Lediglich der Software-Bereich sorgte 2012 für etwas Umsatzwachstum. Beim Gewinn konnte IBM derweil gut zulegen.
International Business Machines (IBM) ist vor über hundert Jahren mit Hardware gross geworden, doch der einzige Unternehmensbereich des IT-Riesen, der im vergangenen Jahr und im Schlussquartal für Wachstum sorgte, ist Software. Im soeben abgeschlossenen Dreimonatsabschnitt wuchsen die Software-Umsätze um über 3 Prozent auf 7,9 Milliarden Dollar. Das Lotus-Geschäft wuchs um 9 Prozent, jenes mit Tivoli um 4 Prozent.
In allen anderen Segmenten schrumpft der Umsatz mehr oder weniger leicht. Negativ fällt vor allem auf, dass das Service-Geschäft im Q4 und im Gesamtjahr rückläufig war. Gesamthaft stagniert der Umsatz im vierten Quartal bei 29,3 Milliarden Dollar. Im ganzen 2012 sank der Umsatz um 2,3 Prozent auf 104,5 Milliarden Dollar.
Rekordgewinn, aber...
Beim Gewinn sieht es hingegen besser aus. Diesen konnte IBM im vierten Quartal um 6,3 Prozent auf 5,8 Milliarden Dollar steigern. Im gesamten Jahr wuchs er im Vergleich zu 2011 um 4,7 Prozent auf 16,6 Milliarden Dollar. Die Gewinnsteigerung ist der Lohn dafür, dass IBM im letzten Jahrzehnt aus weniger profitablen Geschäften wie jenem mit PCs ausgestiegen ist und in höhermargige Bereiche wie eben Software investiert hat.

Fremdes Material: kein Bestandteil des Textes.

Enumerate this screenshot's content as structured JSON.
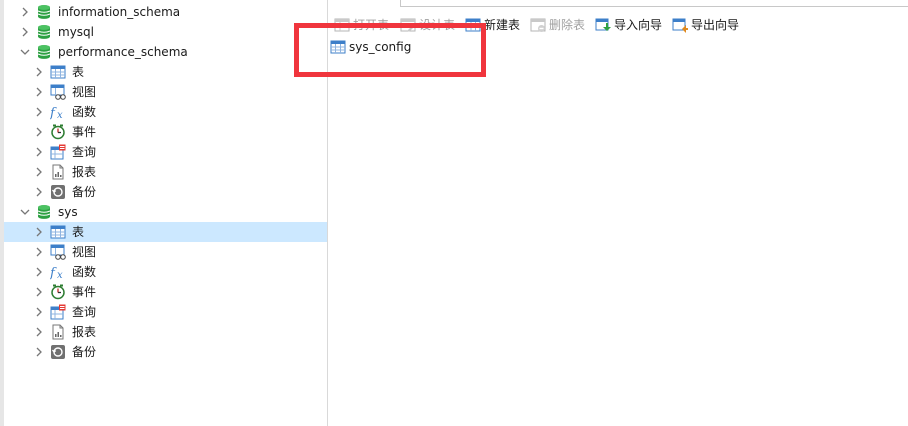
{
  "sidebar": {
    "rows": [
      {
        "label": "information_schema",
        "kind": "db",
        "level": 0,
        "state": "collapsed"
      },
      {
        "label": "mysql",
        "kind": "db",
        "level": 0,
        "state": "collapsed"
      },
      {
        "label": "performance_schema",
        "kind": "db",
        "level": 0,
        "state": "expanded"
      },
      {
        "label": "表",
        "kind": "table",
        "level": 1,
        "state": "collapsed"
      },
      {
        "label": "视图",
        "kind": "view",
        "level": 1,
        "state": "collapsed"
      },
      {
        "label": "函数",
        "kind": "function",
        "level": 1,
        "state": "collapsed"
      },
      {
        "label": "事件",
        "kind": "event",
        "level": 1,
        "state": "collapsed"
      },
      {
        "label": "查询",
        "kind": "query",
        "level": 1,
        "state": "collapsed"
      },
      {
        "label": "报表",
        "kind": "report",
        "level": 1,
        "state": "collapsed"
      },
      {
        "label": "备份",
        "kind": "backup",
        "level": 1,
        "state": "collapsed"
      },
      {
        "label": "sys",
        "kind": "db",
        "level": 0,
        "state": "expanded"
      },
      {
        "label": "表",
        "kind": "table",
        "level": 1,
        "state": "collapsed",
        "selected": true
      },
      {
        "label": "视图",
        "kind": "view",
        "level": 1,
        "state": "collapsed"
      },
      {
        "label": "函数",
        "kind": "function",
        "level": 1,
        "state": "collapsed"
      },
      {
        "label": "事件",
        "kind": "event",
        "level": 1,
        "state": "collapsed"
      },
      {
        "label": "查询",
        "kind": "query",
        "level": 1,
        "state": "collapsed"
      },
      {
        "label": "报表",
        "kind": "report",
        "level": 1,
        "state": "collapsed"
      },
      {
        "label": "备份",
        "kind": "backup",
        "level": 1,
        "state": "collapsed"
      }
    ]
  },
  "toolbar": {
    "open_table": "打开表",
    "design_table": "设计表",
    "new_table": "新建表",
    "delete_table": "删除表",
    "import_wizard": "导入向导",
    "export_wizard": "导出向导"
  },
  "content": {
    "items": [
      {
        "label": "sys_config"
      }
    ]
  },
  "colors": {
    "selection": "#cce8ff",
    "highlight": "#f0353d",
    "db_green": "#2ea043",
    "table_blue": "#3d7fc9"
  },
  "icons": {
    "db": "database-icon",
    "table": "table-icon",
    "view": "view-icon",
    "function": "function-icon",
    "event": "clock-icon",
    "query": "query-icon",
    "report": "report-icon",
    "backup": "backup-icon",
    "collapsed": "chevron-right-icon",
    "expanded": "chevron-down-icon"
  }
}
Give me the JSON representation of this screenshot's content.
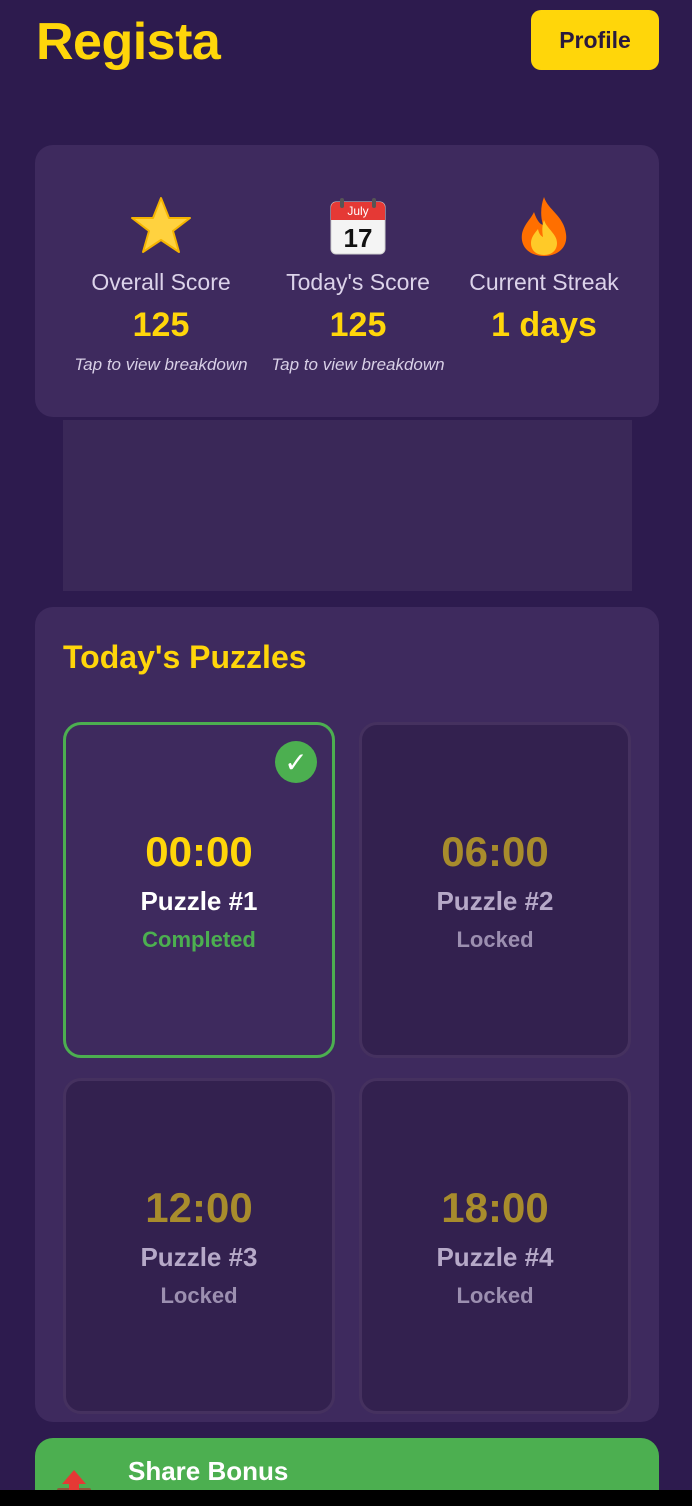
{
  "app": {
    "title": "Regista"
  },
  "header": {
    "profile_label": "Profile"
  },
  "stats": [
    {
      "icon": "star-icon",
      "label": "Overall Score",
      "value": "125",
      "hint": "Tap to view breakdown"
    },
    {
      "icon": "calendar-icon",
      "icon_month": "July",
      "icon_day": "17",
      "label": "Today's Score",
      "value": "125",
      "hint": "Tap to view breakdown"
    },
    {
      "icon": "fire-icon",
      "label": "Current Streak",
      "value": "1 days",
      "hint": ""
    }
  ],
  "puzzles": {
    "title": "Today's Puzzles",
    "items": [
      {
        "time": "00:00",
        "name": "Puzzle #1",
        "status": "Completed",
        "completed": true
      },
      {
        "time": "06:00",
        "name": "Puzzle #2",
        "status": "Locked",
        "completed": false
      },
      {
        "time": "12:00",
        "name": "Puzzle #3",
        "status": "Locked",
        "completed": false
      },
      {
        "time": "18:00",
        "name": "Puzzle #4",
        "status": "Locked",
        "completed": false
      }
    ]
  },
  "share": {
    "title": "Share Bonus",
    "icon": "share-upload-icon"
  },
  "colors": {
    "background": "#2d1b4e",
    "card": "#3e2a5e",
    "accent": "#ffd60a",
    "success": "#4caf50"
  }
}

Der Rekordgewinn 2012 täuscht aber nicht darüber hinweg, dass IBM in den vergangenen Quartalen grosse Mühe hatte, den Umsatz zu steigern. CEO Ginni Rometty hat denn auch in einem Statement darauf hingewiesen, dass IBM verschiedene Wachstumsbereiche eruiert habe. Dazu zählen Mobile Technology, Social Media Software für Firmen sowie Security. Ausserdem konzentriert sich IBM stark auf Wachstumsländer wie Brasilien, Russland, Indien und China. (mim)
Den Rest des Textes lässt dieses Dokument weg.